Improved Search Performance and Objective Bounds
Experiments demonstrate substantial improvements in search performance and objective bounds on favorable instances, making the method a valuable addition to scheduling algorithms.
Demerits
Limited Generalizability to Non-Cumulative Constraints
The method's focus on cumulative constraints may limit its applicability to scheduling problems involving non-cumulative constraints, such as precedence constraints.
Computational Complexity and Resource Requirements
The preprocessing method may incur significant computational costs and resource requirements, particularly for large-scale scheduling problems.
Expert Commentary
The article presents a novel and effective approach for inferring additional cumulative constraints in scheduling problems with constraint programming. The method's focus on capturing multi-resource interactions and its ability to improve search performance and objective bounds make it a valuable contribution to the field. However, its limited generalizability to non-cumulative constraints and potential computational complexity concerns may impact its broader applicability.
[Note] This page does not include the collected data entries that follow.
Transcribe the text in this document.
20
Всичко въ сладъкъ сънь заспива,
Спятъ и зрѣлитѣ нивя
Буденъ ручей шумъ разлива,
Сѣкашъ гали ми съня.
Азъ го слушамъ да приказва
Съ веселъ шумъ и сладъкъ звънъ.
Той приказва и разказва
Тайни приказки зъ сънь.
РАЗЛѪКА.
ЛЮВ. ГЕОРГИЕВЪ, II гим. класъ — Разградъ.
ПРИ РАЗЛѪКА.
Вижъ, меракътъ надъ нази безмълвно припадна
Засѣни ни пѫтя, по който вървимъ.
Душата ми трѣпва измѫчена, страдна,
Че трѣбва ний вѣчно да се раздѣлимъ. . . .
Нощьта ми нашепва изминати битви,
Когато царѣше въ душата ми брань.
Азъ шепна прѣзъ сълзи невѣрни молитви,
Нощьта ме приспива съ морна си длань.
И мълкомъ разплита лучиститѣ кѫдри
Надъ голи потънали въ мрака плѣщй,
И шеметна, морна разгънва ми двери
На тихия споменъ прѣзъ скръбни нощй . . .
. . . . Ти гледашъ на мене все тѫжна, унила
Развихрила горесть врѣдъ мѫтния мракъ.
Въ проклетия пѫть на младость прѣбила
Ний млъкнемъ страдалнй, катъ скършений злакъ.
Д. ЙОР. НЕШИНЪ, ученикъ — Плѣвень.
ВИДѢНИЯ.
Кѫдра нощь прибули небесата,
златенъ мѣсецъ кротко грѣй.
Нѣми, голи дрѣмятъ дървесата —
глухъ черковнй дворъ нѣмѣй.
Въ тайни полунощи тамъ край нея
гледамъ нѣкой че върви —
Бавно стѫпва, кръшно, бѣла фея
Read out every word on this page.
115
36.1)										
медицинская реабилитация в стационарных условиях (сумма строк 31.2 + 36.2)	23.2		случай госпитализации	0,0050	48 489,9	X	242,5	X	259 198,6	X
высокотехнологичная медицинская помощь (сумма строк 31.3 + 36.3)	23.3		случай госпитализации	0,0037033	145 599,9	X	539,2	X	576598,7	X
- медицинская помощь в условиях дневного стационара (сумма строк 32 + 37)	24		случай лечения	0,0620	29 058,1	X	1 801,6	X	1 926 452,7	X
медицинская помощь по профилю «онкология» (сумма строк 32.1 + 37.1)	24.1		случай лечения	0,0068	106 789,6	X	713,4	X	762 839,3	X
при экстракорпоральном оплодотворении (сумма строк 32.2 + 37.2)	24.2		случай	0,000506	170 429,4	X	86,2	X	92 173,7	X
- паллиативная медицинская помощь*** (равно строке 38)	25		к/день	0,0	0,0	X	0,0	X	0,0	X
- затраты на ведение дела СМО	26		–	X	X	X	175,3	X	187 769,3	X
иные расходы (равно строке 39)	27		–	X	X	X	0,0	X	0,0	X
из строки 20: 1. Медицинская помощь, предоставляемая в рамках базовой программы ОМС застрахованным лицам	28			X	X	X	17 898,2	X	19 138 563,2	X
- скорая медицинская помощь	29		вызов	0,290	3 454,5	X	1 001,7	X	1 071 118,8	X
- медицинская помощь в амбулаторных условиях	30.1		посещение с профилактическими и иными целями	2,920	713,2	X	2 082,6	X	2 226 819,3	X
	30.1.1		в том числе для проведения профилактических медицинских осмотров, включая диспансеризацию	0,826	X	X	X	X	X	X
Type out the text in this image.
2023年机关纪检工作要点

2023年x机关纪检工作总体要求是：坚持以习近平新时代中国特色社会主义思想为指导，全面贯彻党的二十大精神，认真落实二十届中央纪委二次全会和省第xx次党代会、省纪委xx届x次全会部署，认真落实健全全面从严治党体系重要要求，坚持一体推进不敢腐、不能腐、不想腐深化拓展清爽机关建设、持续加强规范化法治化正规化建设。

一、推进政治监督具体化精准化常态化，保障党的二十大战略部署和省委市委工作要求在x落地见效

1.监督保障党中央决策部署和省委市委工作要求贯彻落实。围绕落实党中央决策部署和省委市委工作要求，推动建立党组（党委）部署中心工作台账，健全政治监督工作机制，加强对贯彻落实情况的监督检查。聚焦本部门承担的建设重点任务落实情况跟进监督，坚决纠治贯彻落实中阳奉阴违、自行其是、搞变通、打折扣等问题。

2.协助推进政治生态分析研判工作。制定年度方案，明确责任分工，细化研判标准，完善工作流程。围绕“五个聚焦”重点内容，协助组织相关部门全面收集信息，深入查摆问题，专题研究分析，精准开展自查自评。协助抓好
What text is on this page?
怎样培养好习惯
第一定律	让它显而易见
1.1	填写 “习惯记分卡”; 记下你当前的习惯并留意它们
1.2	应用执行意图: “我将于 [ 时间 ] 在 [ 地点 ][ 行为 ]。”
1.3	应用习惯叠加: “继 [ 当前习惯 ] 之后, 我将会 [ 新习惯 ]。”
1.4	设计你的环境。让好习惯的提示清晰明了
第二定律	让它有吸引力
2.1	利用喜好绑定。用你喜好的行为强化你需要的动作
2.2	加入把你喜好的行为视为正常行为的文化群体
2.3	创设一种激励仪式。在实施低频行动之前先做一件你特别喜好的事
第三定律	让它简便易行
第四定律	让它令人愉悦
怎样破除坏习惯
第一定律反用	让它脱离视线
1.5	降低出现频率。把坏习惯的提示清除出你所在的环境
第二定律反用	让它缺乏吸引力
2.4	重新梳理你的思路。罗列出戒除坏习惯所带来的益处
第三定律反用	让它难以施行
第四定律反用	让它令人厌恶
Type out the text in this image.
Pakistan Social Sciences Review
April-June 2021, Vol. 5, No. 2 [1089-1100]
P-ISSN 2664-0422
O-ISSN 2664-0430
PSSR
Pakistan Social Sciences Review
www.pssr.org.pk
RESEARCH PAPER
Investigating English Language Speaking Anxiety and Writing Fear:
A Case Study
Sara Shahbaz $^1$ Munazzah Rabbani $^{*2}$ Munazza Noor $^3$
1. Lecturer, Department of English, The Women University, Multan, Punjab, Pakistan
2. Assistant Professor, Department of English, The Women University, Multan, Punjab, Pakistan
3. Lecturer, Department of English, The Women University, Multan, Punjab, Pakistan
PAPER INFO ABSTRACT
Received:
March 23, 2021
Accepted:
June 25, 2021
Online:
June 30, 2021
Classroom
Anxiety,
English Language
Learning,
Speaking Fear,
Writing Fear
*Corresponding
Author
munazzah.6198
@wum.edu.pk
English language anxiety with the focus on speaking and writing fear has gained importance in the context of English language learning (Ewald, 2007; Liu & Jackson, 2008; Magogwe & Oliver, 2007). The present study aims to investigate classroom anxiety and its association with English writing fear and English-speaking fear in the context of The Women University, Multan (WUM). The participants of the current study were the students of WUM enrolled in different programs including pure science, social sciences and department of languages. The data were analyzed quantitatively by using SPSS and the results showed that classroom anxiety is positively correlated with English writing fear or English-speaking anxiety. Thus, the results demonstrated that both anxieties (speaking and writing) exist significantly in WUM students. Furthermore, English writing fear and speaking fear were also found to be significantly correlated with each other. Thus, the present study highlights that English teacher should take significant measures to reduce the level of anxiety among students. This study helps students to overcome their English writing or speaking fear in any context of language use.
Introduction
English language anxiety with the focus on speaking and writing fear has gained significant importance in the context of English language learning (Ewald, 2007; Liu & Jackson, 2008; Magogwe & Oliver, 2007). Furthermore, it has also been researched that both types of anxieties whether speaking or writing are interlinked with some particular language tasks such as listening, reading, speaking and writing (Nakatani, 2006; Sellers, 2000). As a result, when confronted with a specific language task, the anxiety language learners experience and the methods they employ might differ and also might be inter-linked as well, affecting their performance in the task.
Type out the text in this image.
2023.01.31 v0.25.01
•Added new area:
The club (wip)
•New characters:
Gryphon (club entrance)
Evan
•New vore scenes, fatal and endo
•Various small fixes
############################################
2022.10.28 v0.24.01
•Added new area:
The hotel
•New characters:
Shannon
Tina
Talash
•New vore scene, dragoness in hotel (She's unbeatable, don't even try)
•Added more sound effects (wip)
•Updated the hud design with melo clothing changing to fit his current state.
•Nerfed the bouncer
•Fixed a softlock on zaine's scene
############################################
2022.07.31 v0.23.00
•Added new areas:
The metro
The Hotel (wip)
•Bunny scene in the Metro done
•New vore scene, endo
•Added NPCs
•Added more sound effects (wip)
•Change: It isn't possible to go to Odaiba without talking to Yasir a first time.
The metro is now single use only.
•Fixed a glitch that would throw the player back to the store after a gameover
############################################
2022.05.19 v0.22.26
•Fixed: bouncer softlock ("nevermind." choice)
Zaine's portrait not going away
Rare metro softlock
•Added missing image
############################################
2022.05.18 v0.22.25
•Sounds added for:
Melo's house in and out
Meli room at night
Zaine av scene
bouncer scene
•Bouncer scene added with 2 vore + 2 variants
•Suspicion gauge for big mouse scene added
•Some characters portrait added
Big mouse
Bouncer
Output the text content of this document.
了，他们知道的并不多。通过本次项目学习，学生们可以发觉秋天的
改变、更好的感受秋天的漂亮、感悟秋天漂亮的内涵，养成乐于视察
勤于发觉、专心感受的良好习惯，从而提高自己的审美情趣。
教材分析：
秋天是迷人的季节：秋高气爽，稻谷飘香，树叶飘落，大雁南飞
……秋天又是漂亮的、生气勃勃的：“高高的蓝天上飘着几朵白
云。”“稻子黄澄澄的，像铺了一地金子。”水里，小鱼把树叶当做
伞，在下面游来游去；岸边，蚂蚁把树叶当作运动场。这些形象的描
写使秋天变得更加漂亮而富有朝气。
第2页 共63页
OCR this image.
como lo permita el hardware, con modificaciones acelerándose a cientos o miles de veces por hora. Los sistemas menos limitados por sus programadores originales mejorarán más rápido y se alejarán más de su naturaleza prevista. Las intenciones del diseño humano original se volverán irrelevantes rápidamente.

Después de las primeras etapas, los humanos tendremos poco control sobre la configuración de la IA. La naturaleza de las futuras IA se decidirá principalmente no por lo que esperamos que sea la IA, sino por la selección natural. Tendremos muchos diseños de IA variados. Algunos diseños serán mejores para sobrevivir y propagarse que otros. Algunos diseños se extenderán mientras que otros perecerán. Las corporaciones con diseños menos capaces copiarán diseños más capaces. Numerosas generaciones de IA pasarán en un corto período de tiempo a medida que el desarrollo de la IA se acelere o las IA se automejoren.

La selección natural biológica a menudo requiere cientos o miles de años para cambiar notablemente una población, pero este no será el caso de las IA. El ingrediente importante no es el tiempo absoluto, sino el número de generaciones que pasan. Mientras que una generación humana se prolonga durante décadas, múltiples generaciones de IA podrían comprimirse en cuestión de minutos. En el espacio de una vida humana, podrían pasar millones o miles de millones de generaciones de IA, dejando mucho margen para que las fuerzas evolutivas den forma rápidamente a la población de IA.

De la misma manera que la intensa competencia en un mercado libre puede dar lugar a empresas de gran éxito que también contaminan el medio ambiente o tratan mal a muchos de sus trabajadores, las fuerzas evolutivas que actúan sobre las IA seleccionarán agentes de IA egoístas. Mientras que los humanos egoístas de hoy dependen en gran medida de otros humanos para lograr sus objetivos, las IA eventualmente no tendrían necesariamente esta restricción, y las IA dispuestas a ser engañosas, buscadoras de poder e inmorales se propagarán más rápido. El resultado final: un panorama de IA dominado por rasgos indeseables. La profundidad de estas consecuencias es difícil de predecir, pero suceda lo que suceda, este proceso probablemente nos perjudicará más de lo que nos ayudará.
Further research is needed to explore the method's potential in real-world applications and to address these limitations.
Recommendations
- ✓ Future research should investigate the method's applicability to scheduling problems involving non-cumulative constraints and explore techniques to mitigate computational complexity concerns.
- ✓ The proposed method should be integrated into existing scheduling algorithms and heuristics to evaluate its potential for real-world applications.